- Contributed by听
- HarryPWood
- People in story:听
- Harry Wood
- Location of story:听
- Gosport to Normandy
- Background to story:听
- Army
- Article ID:听
- A8164721
- Contributed on:听
- 01 January 2006
I was a private, attached to 21 Field Dressing Station as an electrician, and we assembled at Gosport for the D-Day invasion. With me was my driver Sammy Bates and our vehicle, a 30 hundredweight Chevrolet supplied by the Canadians.
We embarked onto an LCT in the middle of the night, which left port as flotilla leader. The seas were very rough and everyone on our craft was sick apart from myself and one sailor. We were scheduled to land on Sword bearch one hour after the first landings, but as we were approaching, we started getting shelled from some German guns on the Normandy coast that had not been silenced. We had to stand off for a while, until we were signalled from the shore that it was safe to go in. We came into the shoreline under fire, with the shells from our own ships going onshore over our heads. Amazingly, our Australian skipper managed to get our LCT right up onto the beach to give us a dry landing, but our vehicle got stuck in a shell hole as we tried to make our way up the beach. An armoured bulldozer came to our rescue and pulled us out so that we could drive up to the top of the beach. As we arrived on the skyline, I saw 3 Lancashire Fusiliers laying dead alongside us. I said to my driver that we were sitting ducks on the skyline, so we decided to go along the beach road to look for the landmark assigned for setting up our FDS site, a water tower near Hermanville. We drove along the road looking for the tower until we were stopped by 3 soldiers, all blacked up, who leapt out of the bushes and asked "Where the hell do you think you're going?" We found out that the tower had been demolished and that if we carried on any further, we'd be in amongst the Germans, so we turned round and went back.

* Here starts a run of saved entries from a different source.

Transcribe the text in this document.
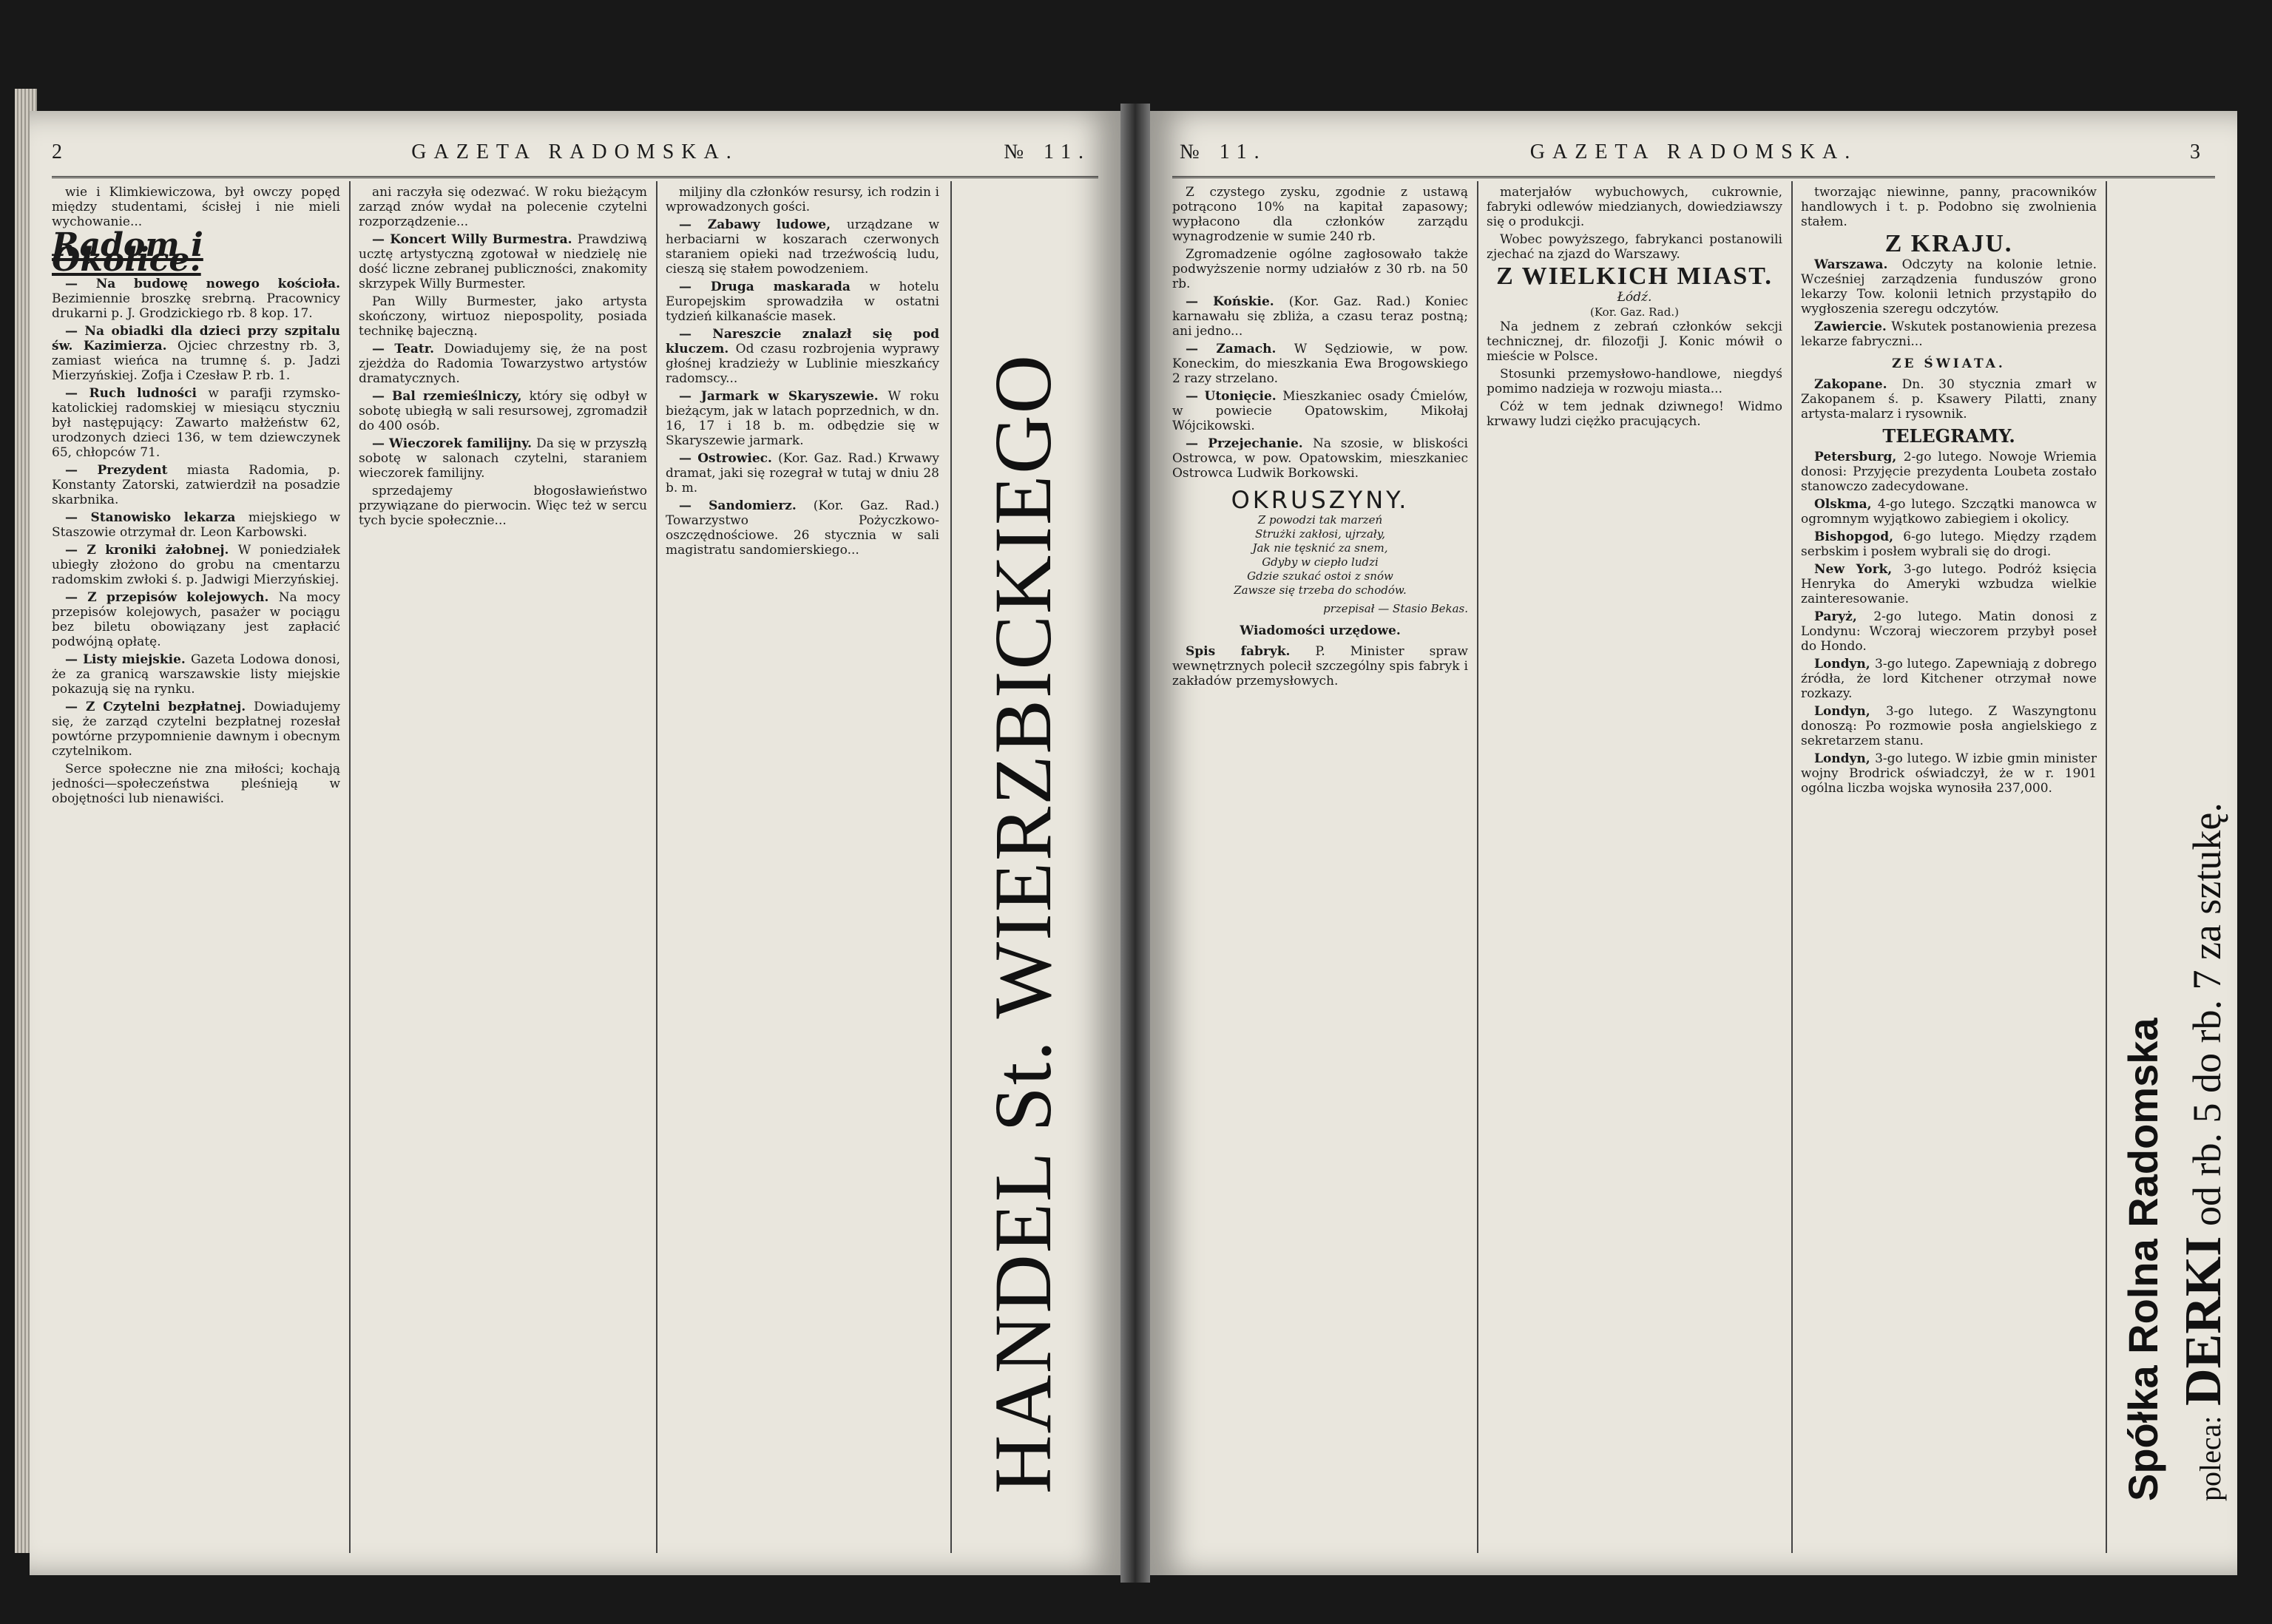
2	GAZETA RADOMSKA.	№ 11.

wie i Klimkiewiczowa, był owczy popęd między studentami, ścisłej i nie mieli wychowanie...

Radom i Okolice.

— Na budowę nowego kościoła. Bezimiennie broszkę srebrną. Pracownicy drukarni p. J. Grodzickiego rb. 8 kop. 17.

— Na obiadki dla dzieci przy szpitalu św. Kazimierza. Ojciec chrzestny rb. 3, zamiast wieńca na trumnę ś. p. Jadzi Mierzyńskiej. Zofja i Czesław P. rb. 1.

— Ruch ludności w parafji rzymsko-katolickiej radomskiej w miesiącu styczniu był następujący: Zawarto małżeństw 62, urodzonych dzieci 136, w tem dziewczynek 65, chłopców 71.

— Prezydent miasta Radomia, p. Konstanty Zatorski, zatwierdził na posadzie skarbnika.

— Stanowisko lekarza miejskiego w Staszowie otrzymał dr. Leon Karbowski.

— Z kroniki żałobnej. W poniedziałek ubiegły złożono do grobu na cmentarzu radomskim zwłoki ś. p. Jadwigi Mierzyńskiej.

— Z przepisów kolejowych. Na mocy przepisów kolejowych, pasażer w pociągu bez biletu obowiązany jest zapłacić podwójną opłatę.

— Listy miejskie. Gazeta Lodowa donosi, że za granicą warszawskie listy miejskie pokazują się na rynku.

— Z Czytelni bezpłatnej. Dowiadujemy się, że zarząd czytelni bezpłatnej rozesłał powtórne przypomnienie dawnym i obecnym czytelnikom.

Serce społeczne nie zna miłości; kochają jedności—społeczeństwa pleśnieją w obojętności lub nienawiści.

ani raczyła się odezwać. W roku bieżącym zarząd znów wydał na polecenie czytelni rozporządzenie...

— Koncert Willy Burmestra. Prawdziwą ucztę artystyczną zgotował w niedzielę nie dość liczne zebranej publiczności, znakomity skrzypek Willy Burmester.

Pan Willy Burmester, jako artysta skończony, wirtuoz niepospolity, posiada technikę bajeczną.

— Teatr. Dowiadujemy się, że na post zjeżdża do Radomia Towarzystwo artystów dramatycznych.

— Bal rzemieślniczy, który się odbył w sobotę ubiegłą w sali resursowej, zgromadził do 400 osób.

— Wieczorek familijny. Da się w przyszłą sobotę w salonach czytelni, staraniem wieczorek familijny.

sprzedajemy błogosławieństwo przywiązane do pierwocin. Więc też w sercu tych bycie społecznie...

miljiny dla członków resursy, ich rodzin i wprowadzonych gości.

— Zabawy ludowe, urządzane w herbaciarni w koszarach czerwonych staraniem opieki nad trzeźwością ludu, cieszą się stałem powodzeniem.

— Druga maskarada w hotelu Europejskim sprowadziła w ostatni tydzień kilkanaście masek.

— Nareszcie znalazł się pod kluczem. Od czasu rozbrojenia wyprawy głośnej kradzieży w Lublinie mieszkańcy radomscy...

— Jarmark w Skaryszewie. W roku bieżącym, jak w latach poprzednich, w dn. 16, 17 i 18 b. m. odbędzie się w Skaryszewie jarmark.

— Ostrowiec. (Kor. Gaz. Rad.) Krwawy dramat, jaki się rozegrał w tutaj w dniu 28 b. m.

— Sandomierz. (Kor. Gaz. Rad.) Towarzystwo Pożyczkowo-oszczędnościowe. 26 stycznia w sali magistratu sandomierskiego...

HANDEL St. WIERZBICKIEGO
№ 11.	GAZETA RADOMSKA.	3

Z czystego zysku, zgodnie z ustawą potrącono 10% na kapitał zapasowy; wypłacono dla członków zarządu wynagrodzenie w sumie 240 rb.

Zgromadzenie ogólne zagłosowało także podwyższenie normy udziałów z 30 rb. na 50 rb.

— Końskie. (Kor. Gaz. Rad.) Koniec karnawału się zbliża, a czasu teraz postną; ani jedno...

— Zamach. W Sędziowie, w pow. Koneckim, do mieszkania Ewa Brogowskiego 2 razy strzelano.

— Utonięcie. Mieszkaniec osady Ćmielów, w powiecie Opatowskim, Mikołaj Wójcikowski.

— Przejechanie. Na szosie, w bliskości Ostrowca, w pow. Opatowskim, mieszkaniec Ostrowca Ludwik Borkowski.

OKRUSZYNY.
Z powodzi tak marzeń
Strużki zakłosi, ujrzały,
Jak nie tęsknić za snem,
Gdyby w ciepło ludzi
Gdzie szukać ostoi z snów
Zawsze się trzeba do schodów.
przepisał — Stasio Bekas.
Wiadomości urzędowe.

Spis fabryk. P. Minister spraw wewnętrznych polecił szczególny spis fabryk i zakładów przemysłowych.

materjałów wybuchowych, cukrownie, fabryki odlewów miedzianych, dowiedziawszy się o produkcji.

Wobec powyższego, fabrykanci postanowili zjechać na zjazd do Warszawy.

Z WIELKICH MIAST.
Łódź.
(Kor. Gaz. Rad.)

Na jednem z zebrań członków sekcji technicznej, dr. filozofji J. Konic mówił o mieście w Polsce.

Stosunki przemysłowo-handlowe, niegdyś pomimo nadzieja w rozwoju miasta...

Cóż w tem jednak dziwnego! Widmo krwawy ludzi ciężko pracujących.

tworzając niewinne, panny, pracowników handlowych i t. p. Podobno się zwolnienia stałem.

Z KRAJU.

Warszawa. Odczyty na kolonie letnie. Wcześniej zarządzenia funduszów grono lekarzy Tow. kolonii letnich przystąpiło do wygłoszenia szeregu odczytów.

Zawiercie. Wskutek postanowienia prezesa lekarze fabryczni...

ZE ŚWIATA.

Zakopane. Dn. 30 stycznia zmarł w Zakopanem ś. p. Ksawery Pilatti, znany artysta-malarz i rysownik.

TELEGRAMY.

Petersburg, 2-go lutego. Nowoje Wriemia donosi: Przyjęcie prezydenta Loubeta zostało stanowczo zadecydowane.

Olskma, 4-go lutego. Szczątki manowca w ogromnym wyjątkowo zabiegiem i okolicy.

Bishopgod, 6-go lutego. Między rządem serbskim i posłem wybrali się do drogi.

New York, 3-go lutego. Podróż księcia Henryka do Ameryki wzbudza wielkie zainteresowanie.

Paryż, 2-go lutego. Matin donosi z Londynu: Wczoraj wieczorem przybył poseł do Hondo.

Londyn, 3-go lutego. Zapewniają z dobrego źródła, że lord Kitchener otrzymał nowe rozkazy.

Londyn, 3-go lutego. Z Waszyngtonu donoszą: Po rozmowie posła angielskiego z sekretarzem stanu.

Londyn, 3-go lutego. W izbie gmin minister wojny Brodrick oświadczył, że w r. 1901 ogólna liczba wojska wynosiła 237,000.

Spółka Rolna Radomska poleca: DERKI od rb. 5 do rb. 7 za sztukę.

As luck would have it, we ran into one of the FDS despatch riders, Stan ?, (a lance corporal) who was looking for us. He escorted us back to the site being set up in an orchard near Hermanville. We immediately started setting up our electrics and lighting to all the tents in the field dressing station, in the order of reception, operating, resucitation and the recovery wards. I remember the bulldozers were mounding embankments around the tents to try to protect them from bursting shells.
At the time, we were being shelled by the Germans, while at night German planes would also come over to bomb us. My job was to keep the generator going and look after the electrics, although when everything was going OK, I also helped the medics.
One other thing I found time for was to dig a slit trench for Sammy and myself, for our own protection. This hole, about 3 feet wide, 8 feet long and 6 feet deep, reinforced with some railway sleepers we found nearby and covered with some groundsheets we managed to scrounge, was our 'home' for the next few weeks. Not that I spent much time in it to start with. So busy was I with various jobs that I did not sleep for 6 days, eventually dropping off standing up in a trench.
In helping the medics, I got involved in various tasks. During the first few nights, I assisted in collecting the bodies of dead soldiers, which we could only line up in a nearby field, till they were three deep after only three days. Not just whole bodies, but also detached limbs, which we bagged in hessian and left with the people we assumed they belonged to. We didn't have time to get emotional about the carnage.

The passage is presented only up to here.